Gloria and I became friends while attending college at Suny Old Westbury. We weren't super close on campus, but a lot of our mutual friends hung out so we were pretty familiar with each other. Gloria was a fair-skinned Dominican from Brooklyn, she had brown eyes that looked hazel in the light, curly hair, and a smile that could brighten up a room. She was fun to be around, loved to laugh, and had a magnetic personality. Normally, I would be all over a girl like her, unfortunately, my time and energy were being monopolized by side-nigga duties (More on that in a future post). That all changed the year after I graduated. Now single, and in deep need of therapy and self-reflection, I had the time to become infatuated, project all of my ideas on to her, and decide that we needed to be together. It looked like the ancestors were on my side as well.
Just as I was building my infatuation, news broke on Twitter that Gloria had ended things with her long-term boyfriend, Nate. Her own tweets confirmed this. Not only was she single, but she was also “very ready to mingle.” Before following my first instinct and diving headfirst into her Direct Messages (DM’s) I asked myself, “Isn’t it kind of messed up to go after someone fresh off of a breakup?” Just as that thought was about to take hold, I realized that it didn’t matter, because I would treat her much better than her ex would.
After a couple of hours of talking through text, Gloria and I set up our first date. It went really well, so we went on another one, and then another. About six dates in, I popped the question and asked her to be my girl. She said no. I was sad, but not too surprised. Gloria was never shy about her feelings. She had been telling me since the first date that we would never be more than friends.
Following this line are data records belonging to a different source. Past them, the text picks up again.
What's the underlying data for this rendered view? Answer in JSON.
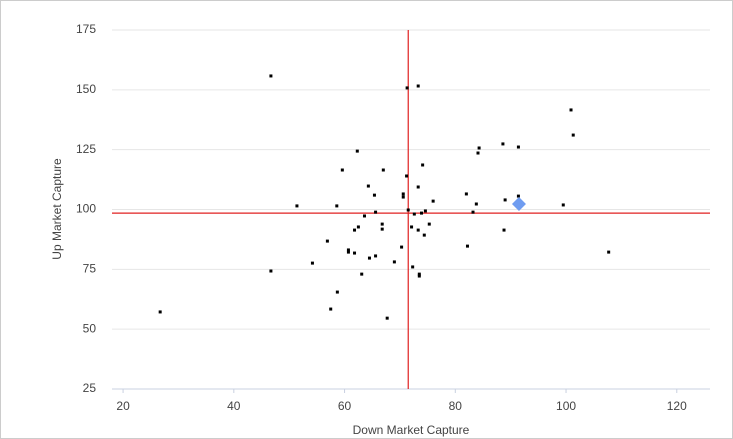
{
  "chart_data": {
    "type": "scatter",
    "x_label": "Down Market Capture",
    "y_label": "Up Market Capture",
    "xlim": [
      18,
      126
    ],
    "xticks": [
      20,
      40,
      60,
      80,
      100,
      120
    ],
    "ylim": [
      25,
      175
    ],
    "yticks": [
      25,
      50,
      75,
      100,
      125,
      150,
      175
    ],
    "grid": true,
    "reference_lines": {
      "x": 71.5,
      "y": 98.5,
      "color": "#e02020"
    },
    "series": [
      {
        "color": "#000000",
        "marker": "square",
        "x": [
          26.7,
          46.7,
          46.7,
          51.4,
          54.2,
          56.9,
          57.5,
          58.6,
          58.7,
          59.6,
          60.7,
          60.7,
          61.8,
          61.8,
          62.5,
          62.3,
          63.1,
          63.6,
          64.3,
          64.5,
          65.4,
          65.6,
          65.6,
          66.8,
          66.8,
          67.0,
          67.7,
          69.0,
          70.3,
          70.6,
          70.6,
          71.2,
          71.3,
          71.5,
          72.1,
          72.3,
          72.6,
          73.3,
          73.3,
          73.3,
          73.5,
          73.5,
          73.9,
          74.1,
          74.4,
          74.6,
          75.3,
          76.0,
          82.0,
          82.2,
          83.2,
          83.8,
          84.1,
          84.3,
          88.6,
          88.8,
          89.0,
          91.4,
          91.4,
          99.5,
          100.9,
          101.3,
          107.7
        ],
        "y": [
          57.2,
          155.8,
          74.3,
          101.5,
          77.6,
          86.8,
          58.4,
          101.5,
          65.5,
          116.5,
          83.1,
          82.2,
          81.8,
          91.4,
          92.7,
          124.4,
          73.0,
          97.3,
          109.8,
          79.7,
          106.0,
          98.9,
          80.6,
          93.9,
          91.8,
          116.5,
          54.6,
          78.1,
          84.3,
          105.2,
          106.5,
          114.0,
          150.8,
          99.8,
          92.7,
          76.0,
          98.1,
          151.6,
          109.4,
          91.4,
          73.0,
          72.2,
          98.5,
          118.6,
          89.3,
          99.4,
          93.9,
          103.5,
          106.5,
          84.7,
          98.9,
          102.3,
          123.6,
          125.7,
          127.4,
          91.4,
          104.0,
          126.1,
          105.6,
          101.9,
          141.6,
          131.1,
          82.2
        ]
      },
      {
        "color": "#6f9cf0",
        "marker": "diamond",
        "x": [
          91.5
        ],
        "y": [
          102.3
        ]
      }
    ]
  }
}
To drive the point home, whenever we hung out, she would call it a “Friend Date” so that I wouldn’t feel like she was sending mixed messages. The problem was, as much as I enjoyed her company and wanted to take her at her word, I was convinced we had chemistry. Maybe she was rejecting my advances, but that probably meant I needed to try harder.
Once again, Gloria and I did not break up, we were never dating. Instead, after what was turning out to be a pretty great friendship, I decided to screw things up. One night, Gloria sent me a text telling me she had met someone. They went on a date that started in the afternoon and had just concluded at 3 in the morning. I was devastated. Not wanting to look soft, I channeled my inner Drake, congratulated her, turned my phone off, opened my laptop, and wrote a 2000 word rant about the friend-zone. I was a “good guy” so I didn’t ghost her, I just distanced myself enough that she caught the hint. Eventually the relationship kind of petered out. We were still cordial when we saw each other, and there were no hard feelings, but we would never be as close or as cool as we were before that text.
Gloria and my friendship taking the turn it did was absolutely my fault. I resented her for putting me in the “friend zone” and was bitter about all of the “time and energy” I put into that relationship. The final straw was when she formally rejected me for someone else. It was the straw that broke the camel's back. Why did this guy get to be with her when he didn’t “work as hard as me”? Sometimes I wish I could go back in time and talk to Stanley in his early 20’s. If I could, here’s what I would tell him.
There is and there has never been any such thing as a “Friend Zone” the people you are attracted to/like do not owe you, mutual feelings, sex, attention, love, or anything really. If they offer you friendship and that upsets you, what you’re saying is what they are willing to give is not enough because their body is not tied to it. I know that seems like an exaggeration of the facts, but the truth needs no extra filters, it hits hard all on its own. That’s why, if I liked her as much as I said I did, friendship should have been enough. It wasn’t, because I wanted sex and all of the other physical components that come with it. If Gloria told me she didn’t want a relationship but was happy to be sex friends, I would have happily accepted.
That was almost always the reason I would get so pissed when someone I liked “put me in the friend zone” sure, the rejection sucked too, and that rejection can sometimes make you feel like you are flawed, but the source of that anger was the outrage of being denied the cheeks.
I would challenge anyone, especially any man who has ever been “friend-zoned” to really unpack what bothered you so much about it. Sure, rejection sucks, but it's a part of life, and it happens to all of us. What is it about being told you are only seen as a friend that gets you so hot and bothered?
Does friendship feel like pity or a consolation prize? If yes, you might want to unpack why the absence of sex and physical intimacy feels like you’re not getting anything of value.